Indeed, Yoga, meditation, tai chi and other approaches offer us a method to become aware of our bodies, minds and emotions. Besides awareness, these practices may also offer us a way to work with our minds and emotions in a calm, sane way. Through the combination of mental and physical practices, they offer us a way to counter the deleterious effects of stress and pain stored in the body. On a simple, concrete level, the physical practices of Yoga, tai chi, chi gong get the blood flowing. They enhance breathing (which alters blood flow). They can help us to decrease pain, increase balance and provide an overall sense of well-being.

At the same time, in Western scientific medicine, emotional imbalances or disorders particularly depression and anxiety, are thought to be because of biochemical imbalances, imbalances in the neurotransmitters serotonin, dopamine, etc. and are then treated with pharmacology in an attempt to restore balance to the body's (and the mind's) chemistry.

The good news is that a bevy of studies suggest that the cheapest, easiest and perhaps the most effective way to alter mood, perception or even cognitive function is to get moving. Open the newspaper, go online, and you will find continuously new studies that document the positive effects of exercise on depression and anxiety. Cognition too. Get the blood flowing and you just might feel better (maybe because of an alteration in biochemical processes).

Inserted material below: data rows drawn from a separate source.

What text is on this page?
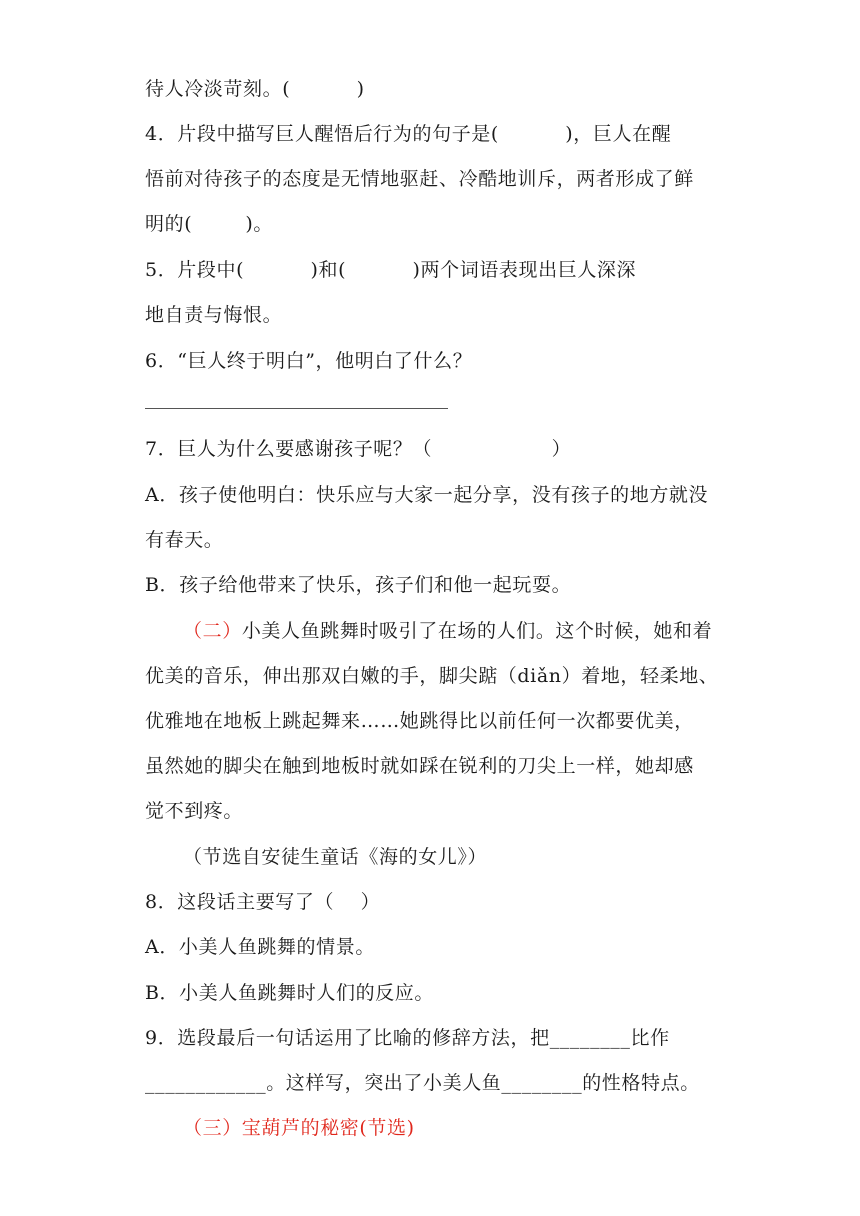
待人冷淡苛刻。(          )
4．片段中描写巨人醒悟后行为的句子是(          )，巨人在醒
悟前对待孩子的态度是无情地驱赶、冷酷地训斥，两者形成了鲜
明的(        )。
5．片段中(          )和(          )两个词语表现出巨人深深
地自责与悔恨。
6．“巨人终于明白”，他明白了什么？
7．巨人为什么要感谢孩子呢？（                  ）
A．孩子使他明白：快乐应与大家一起分享，没有孩子的地方就没
有春天。
B．孩子给他带来了快乐，孩子们和他一起玩耍。
（二）小美人鱼跳舞时吸引了在场的人们。这个时候，她和着
优美的音乐，伸出那双白嫩的手，脚尖踮（diǎn）着地，轻柔地、
优雅地在地板上跳起舞来……她跳得比以前任何一次都要优美，
虽然她的脚尖在触到地板时就如踩在锐利的刀尖上一样，她却感
觉不到疼。
（节选自安徒生童话《海的女儿》）
8．这段话主要写了（    ）
A．小美人鱼跳舞的情景。
B．小美人鱼跳舞时人们的反应。
9．选段最后一句话运用了比喻的修辞方法，把________比作
____________。这样写，突出了小美人鱼________的性格特点。
（三）宝葫芦的秘密(节选)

What kinds of exercise can accomplish this? Does it have to be running or yoga or meditation? Stepping not too far out on a limb, I would say that any form of exercise will accomplish this, from yoga, to playing basketball, weight lifting, biking, running, elliptical training, walking, swimming, tennis, tai chi, any form of dance -- you name it.

Get moving and you will feel better, look better and improve your health and longevity. It's a win-win proposition.